Rural Falcon Ridge
June 9, Saturday
Jim Hudson glanced at Liz as she set the phone on the table between their matching loungers. She was a good woman and he loved her dearly, but her knack for inflating the simplest thing into a crisis was downright nerve-wracking. How'd she ever survive when he was TDY fighting sundry wars on the other side of the globe?
"That was Sara Reynolds," she declared. "Someone's trying to kill her. First the accident that killed her husband, and now an eighteen-wheeler ran her off the road outside Lakewood."
His eyes shifted back to the weekly Dow averages parading below CNN's talking heads. "Oh? That was her?"
"She wouldn't admit it, but I'm sure it was. That car we saw on the news looked exactly like hers."
"You're good, Liz. All I saw was a ball of flames. You should work for the police department, maybe even the FBI."
She folded her arms. "I don't care what you say, she was involved somehow. I could tell."
"If so, I'd say she's pretty unlucky."
"I don't think that's it, Jim. I was with her when she remembered where she and her husband were, right before the other wreck. They were cross-country skiing, somewhere northwest of here. They came across some strange looking industrial site and took pictures. She couldn't remember what it was, assuming at one time she knew. I'll bet it's some sort of secret government thing."
His attention remained fixed on the TV, checking how Tesla, SAIC, and Halliburton had done. Hopefully better than the week before.
"Jim, listen to me. Something funny's going on. I just know it."
If what she said was true, it was a volatile situation. A new site in that area? Such things didn't spring up overnight. Surely he would have heard. He was retired, not dead.

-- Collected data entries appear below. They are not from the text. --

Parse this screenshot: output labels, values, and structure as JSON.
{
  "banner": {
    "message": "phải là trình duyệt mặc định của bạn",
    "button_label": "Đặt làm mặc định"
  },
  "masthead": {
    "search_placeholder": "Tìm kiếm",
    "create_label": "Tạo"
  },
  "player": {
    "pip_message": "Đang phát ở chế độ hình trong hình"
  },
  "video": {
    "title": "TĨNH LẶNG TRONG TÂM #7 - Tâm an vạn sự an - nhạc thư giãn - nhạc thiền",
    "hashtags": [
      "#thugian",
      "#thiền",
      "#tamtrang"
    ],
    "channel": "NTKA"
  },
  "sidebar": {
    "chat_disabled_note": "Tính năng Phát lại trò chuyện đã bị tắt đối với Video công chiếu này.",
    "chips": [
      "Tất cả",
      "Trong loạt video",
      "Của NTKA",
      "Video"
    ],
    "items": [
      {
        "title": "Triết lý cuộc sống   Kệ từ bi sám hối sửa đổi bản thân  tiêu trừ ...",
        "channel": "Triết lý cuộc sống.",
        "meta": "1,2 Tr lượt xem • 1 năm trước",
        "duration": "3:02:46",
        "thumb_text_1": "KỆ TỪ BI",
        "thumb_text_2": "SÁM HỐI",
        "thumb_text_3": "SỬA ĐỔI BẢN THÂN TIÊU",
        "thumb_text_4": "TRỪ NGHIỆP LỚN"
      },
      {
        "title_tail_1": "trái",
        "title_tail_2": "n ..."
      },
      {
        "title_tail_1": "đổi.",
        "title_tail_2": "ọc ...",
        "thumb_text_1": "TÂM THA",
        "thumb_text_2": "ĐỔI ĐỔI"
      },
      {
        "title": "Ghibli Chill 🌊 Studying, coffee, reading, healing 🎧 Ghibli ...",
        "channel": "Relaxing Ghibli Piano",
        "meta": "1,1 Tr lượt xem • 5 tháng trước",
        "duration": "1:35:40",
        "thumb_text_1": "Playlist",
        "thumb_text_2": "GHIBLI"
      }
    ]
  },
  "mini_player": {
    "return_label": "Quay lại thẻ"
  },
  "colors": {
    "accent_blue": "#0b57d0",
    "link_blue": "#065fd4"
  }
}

One of his old friends would have tipped him off to something so close to home.
That was how he knew about some of the goings-on in Nevada. They were under an uncomfortable amount of scrutiny the past few years from UFO buffs and were downsizing. They turned some operations over to the Army at Dugway and Fort Hood, others were already at Wright-Patt. In reality, there were secret facilities all over the country. Most had plenty of expansion room.

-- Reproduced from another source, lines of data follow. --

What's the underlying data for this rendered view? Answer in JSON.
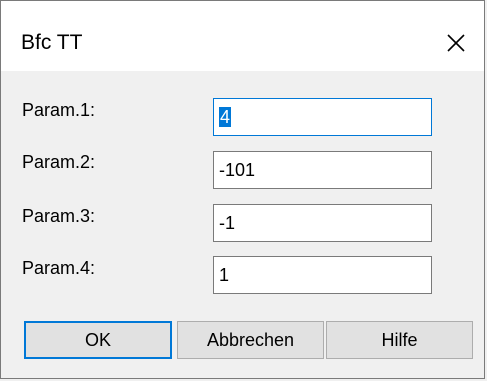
{
  "window": {
    "title": "Bfc TT"
  },
  "params": [
    {
      "label": "Param.1:",
      "value": "4",
      "focused": true
    },
    {
      "label": "Param.2:",
      "value": "-101",
      "focused": false
    },
    {
      "label": "Param.3:",
      "value": "-1",
      "focused": false
    },
    {
      "label": "Param.4:",
      "value": "1",
      "focused": false
    }
  ],
  "buttons": {
    "ok_label": "OK",
    "cancel_label": "Abbrechen",
    "help_label": "Hilfe"
  },
  "colors": {
    "accent": "#0078d7",
    "dialog_background": "#f0f0f0",
    "titlebar_background": "#ffffff"
  },
  "icons": {
    "close": "close-icon"
  }
}
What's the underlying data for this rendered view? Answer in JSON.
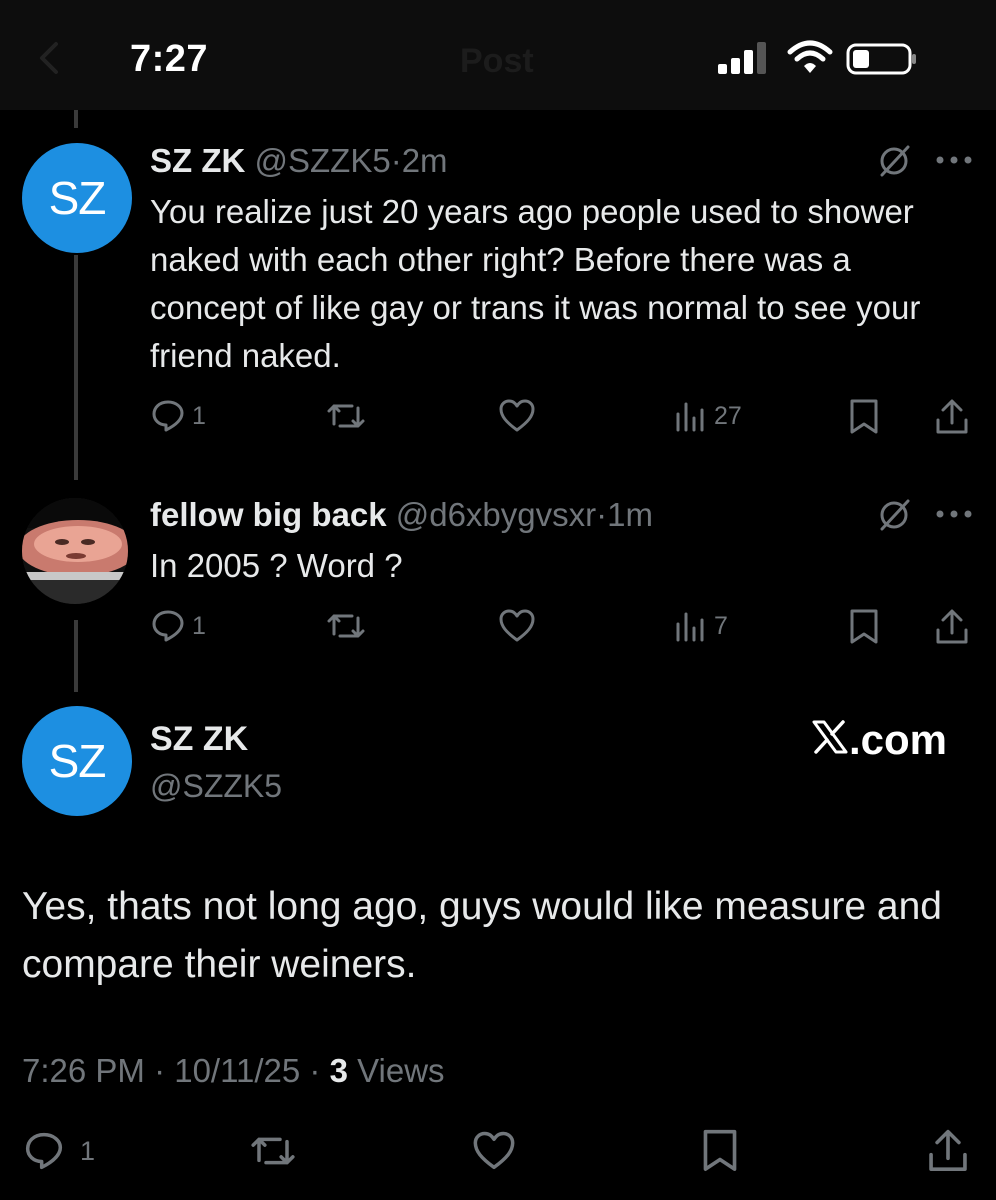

Why would they build a new one? They already had Cheyenne Mountain and various other outposts in the Rockies. Why not simply add additional space to existing ones?
"So what do you think? Why would they want to kill Sara and her husband? Jim? Hey!" She got up and stood between him and the television. "Colonel Hudson! Did you hear me?"
He shifted up his eyes without moving his head. "Yes, dear. Every word."
Which was true, though he was still processing what she'd said. "It does sound rather odd. But eighteen-wheelers cause wrecks all the time. These roads are treacherous. Maybe she's just someone who attracts catastrophes. I knew people like that in the service, of all ranks. You stayed away from them, as far as possible. Catch my meaning, Liz?"
Mouth agape, she dropped back into her chair. At least no sound was coming out. When they lived in Colorado Springs she had more friends to jabber to besides him. Since he'd retired, which was undoubtedly a mistake, she'd latched onto him like a tick. It was nothing short of a miracle that those sticky-sweet chick flicks on the Hallmark Channel hadn't given him diabetes. There were days when he wished another big conflict would come along so he'd get called back up.
So far, this was one of them.
Her reaction, though delayed, was more forceful than expected. "How can you say such a thing? That poor woman! My God, Jim, she just lost her husband. Now it looks like someone's trying to kill her. And you think I should abandon her? How could you?"
He exhaled. "Listen. If what you suspect is true, what do you think you can you do about it, Liz? Nothing. Absolutely nothing. And in my experience, there's a good chance some of that ill-fortune will splash on you. We came up here to get away from that sort of drama. It's not your problem. Leave it alone. Don't get involved."
Her eyes flashed with defiance, exceeding any he'd witnessed in over three decades of marriage. When his red-headed mate got this stirred up his best tactic was to retreat. He froze in place when she got back up and stood before him again, wagging an accusatory finger in his face.
"No. You listen to me, James Hudson. When you were overseas, especially in a warzone, who do you think took care of me? Who do you think took care of the women whose husbands came home in pieces, in a box, or not at all?
"We took care of each other! I'm not going to abandon that sweet thing to whoever or whatever is trying to hurt her. I have no idea what I can do, but she's going to know I'm her friend and she can count on me. And if you don't like it, you can kiss my big, white ass."
With that, she turned on her heel and sashayed into the kitchen.
The Keurig snapped, wheezed, and hissed.
He groaned. The last thing that woman needed was more caffeine.